Multilevel models (i.e., mixed-effects models) are used to predict outcomes with one or more sources of dependency, such as in clustered observations or repeated measures. In frequentist settings, the dominant estimation method for multilevel models with normally distributed residuals at each level (i.e., general linear mixed-effects models) is residual maximum likelihood (REML), which provides unbiased estimates of variance components. Use of non-residualized normal distributions (i.e., maximum likelihood or ML) results in negatively biased estimates of the variance components, with the size of the bias related to the sample size and the number of fixed effects in the model. In REML-estimated models, however, the benefit of unbiased variance components extends beyond just the estimates of variance components. As the standard errors for fixed effects depend on the variance components, in ML-estimated models, negatively biased estimates from non-residualized normal distributions produce standard errors that are also negatively biased. Critically, these REML-related advantages are most pronounced in smaller higher-level samples, in which the use of ML instead can result in too-small variance estimates and, consequentially, too-small standard error estimates, leading to greater rates of Type I error for corresponding fixed effects.

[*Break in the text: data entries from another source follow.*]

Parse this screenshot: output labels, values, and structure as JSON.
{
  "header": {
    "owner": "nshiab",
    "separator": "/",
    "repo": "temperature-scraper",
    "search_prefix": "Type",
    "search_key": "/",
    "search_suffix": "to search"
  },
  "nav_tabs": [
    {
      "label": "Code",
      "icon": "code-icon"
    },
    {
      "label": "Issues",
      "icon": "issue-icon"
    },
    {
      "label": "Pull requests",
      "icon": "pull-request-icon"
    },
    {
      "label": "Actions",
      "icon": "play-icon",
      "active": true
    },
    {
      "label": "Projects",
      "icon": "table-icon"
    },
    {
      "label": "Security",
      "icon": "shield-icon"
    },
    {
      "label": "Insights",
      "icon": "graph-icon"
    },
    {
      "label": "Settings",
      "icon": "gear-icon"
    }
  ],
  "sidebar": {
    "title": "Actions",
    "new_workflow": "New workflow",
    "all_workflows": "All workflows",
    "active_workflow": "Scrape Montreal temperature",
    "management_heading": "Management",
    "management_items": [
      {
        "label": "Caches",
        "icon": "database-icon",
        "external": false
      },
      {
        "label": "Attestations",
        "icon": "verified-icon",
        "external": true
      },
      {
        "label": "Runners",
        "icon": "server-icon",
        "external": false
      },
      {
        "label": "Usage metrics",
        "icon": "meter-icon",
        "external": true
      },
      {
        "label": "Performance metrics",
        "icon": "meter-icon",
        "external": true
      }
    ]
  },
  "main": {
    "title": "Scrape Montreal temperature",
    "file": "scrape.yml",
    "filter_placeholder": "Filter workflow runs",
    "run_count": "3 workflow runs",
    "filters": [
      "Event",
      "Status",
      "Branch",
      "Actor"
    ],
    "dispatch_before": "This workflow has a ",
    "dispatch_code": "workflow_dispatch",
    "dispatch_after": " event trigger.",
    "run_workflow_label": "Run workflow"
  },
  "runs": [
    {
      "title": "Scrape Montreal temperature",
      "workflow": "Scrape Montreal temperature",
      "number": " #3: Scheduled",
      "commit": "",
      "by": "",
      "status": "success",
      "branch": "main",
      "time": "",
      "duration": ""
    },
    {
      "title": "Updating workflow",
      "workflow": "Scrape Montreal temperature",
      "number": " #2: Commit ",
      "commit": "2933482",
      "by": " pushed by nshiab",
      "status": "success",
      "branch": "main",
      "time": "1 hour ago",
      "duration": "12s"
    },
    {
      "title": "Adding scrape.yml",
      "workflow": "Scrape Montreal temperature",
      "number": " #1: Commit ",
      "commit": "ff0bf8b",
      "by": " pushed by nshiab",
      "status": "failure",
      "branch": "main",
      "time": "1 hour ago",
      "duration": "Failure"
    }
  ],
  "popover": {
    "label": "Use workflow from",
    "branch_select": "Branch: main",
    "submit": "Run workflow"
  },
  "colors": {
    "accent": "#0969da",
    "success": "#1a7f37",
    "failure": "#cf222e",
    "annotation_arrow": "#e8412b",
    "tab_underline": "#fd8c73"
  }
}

In Bayesian multilevel models, the data likelihood most commonly used is the non-residualized normal distribution—the same as in standard ML in the frequentist version—but with two notable procedural differences. First, prior distributions can be used to reduce the influence of the likelihood, which can be particularly advantageous in small higher-level samples. Second, common Bayesian estimation programs display posterior distribution summaries using an expected a posteriori (EAP) estimate. Given that random effects variances are likely to have positively skewed distributions, the use of an EAP estimate (i.e., a mean) instead of a maximum a posteriori (MAP) estimate (i.e., a mode; the analog to a maximum likelihood estimate used in standard ML in frequentist models) can obscure the negative bias in the variance components. However, the incremental benefits of using a non-residualized likelihood function in Bayesian multilevel models have not yet been explored. The purpose of this study is to fill this gap and demonstrate the effects of doing so in small higher-level samples.

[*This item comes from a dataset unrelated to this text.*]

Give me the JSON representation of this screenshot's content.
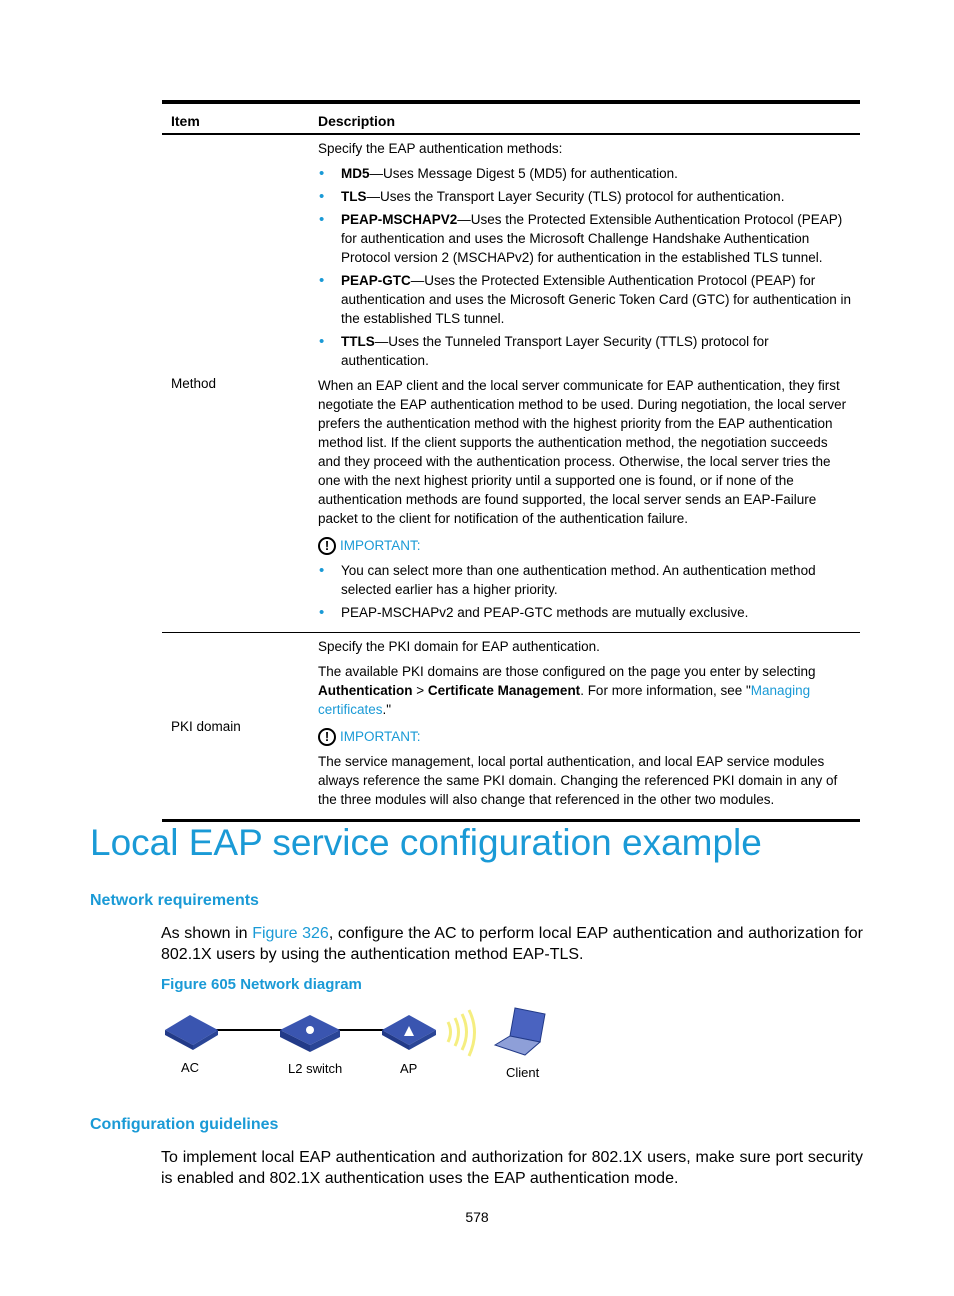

In this presentation, we show preliminary results for our attempt to bring an analog to the residualized likelihood of REML into Bayes—the development of a residualized likelihood function in a Markov chain Monte Carlo algorithm for Bayesian multilevel models. We first show that, similar to ML-based frequentist estimation results, the use of a traditional ML-inspired non-residualized likelihood leads to posterior distributions of the variance components with negative bias in both their posterior mode (i.e., the MAP estimate of central tendency) and their posterior variance. These same problems then propagate to the posterior variance of the analog of the fixed-effect parameters: as expected, the extent of downward bias in their posterior variance is most pronounced in smaller higher-level samples. We conclude by demonstrating how Bayesian multilevel models with residualized likelihoods may be useful in research and practice with small sample sizes.